West African Monsoon observed with ground-based GPS receivers during African Monsoon Multidisciplinary Analysis (AMMA)



[1] A ground-based GPS network has been established over West Africa in the framework of African Monsoon Multidisciplinary Analysis (AMMA) in tight cooperation between French and African institutes. The experimental setup is described and preliminary highlights are given for different applications using these data. Precipitable water vapor (PWV) estimates from GPS are used for evaluating numerical weather prediction (NWP) models and radiosonde humidity data. Systematic tendency errors in model forecasts are evidenced. Correlated biases in NWP model analyses and radiosonde data are evidenced also, which emphasize the importance of radiosonde humidity data in this region.

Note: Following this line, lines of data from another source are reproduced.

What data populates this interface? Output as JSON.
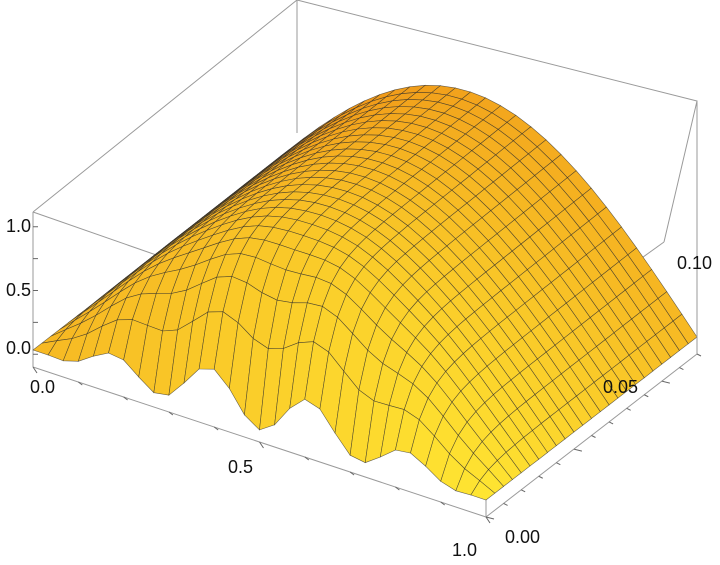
{
  "chart_data": {
    "type": "surface3d",
    "title": "",
    "xlabel": "",
    "ylabel": "",
    "zlabel": "",
    "x_ticks": [
      "0.0",
      "0.5",
      "1.0"
    ],
    "y_ticks": [
      "0.00",
      "0.05",
      "0.10"
    ],
    "z_ticks": [
      "0.0",
      "0.5",
      "1.0"
    ],
    "xlim": [
      0,
      1
    ],
    "ylim": [
      0,
      0.12
    ],
    "zlim": [
      -0.1,
      1.1
    ],
    "description_of_surface": "u(x,t) = sin(pi x) in t, oscillatory dip near t=0 between x=0.1 and x=0.9",
    "surface_color": "#f5a623",
    "grid_lines": "mesh"
  }
}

PWV and precipitation are tightly correlated at seasonal and intraseasonal timescales. Almost no precipitation occurs when PWV is smaller than 30 kg m−2. This limit in PWV also coincides well with the location of the intertropical discontinuity. Five distinct phases in the monsoon season are determined from the GPS PWV, which correspond either to transition or stationary periods of the West African Monsoon system. They may serve as a basis for characterizing interannual variability. Significant oscillations in PWV are observed with 10- to 15-day and 15- to 20-day periods, which suggest a strong impact of atmospheric circulation on moisture and precipitation. The presence of a diurnal cycle oscillation in PWV with marked seasonal evolutions is found. This oscillation involves namely different phasing of moisture fluxes in different layers implying the low-level jet, the return flow, and the African Easterly Jet. The broad range of timescales observed with the GPS systems shows a high potential for investigating many atmospheric processes of the West African Monsoon.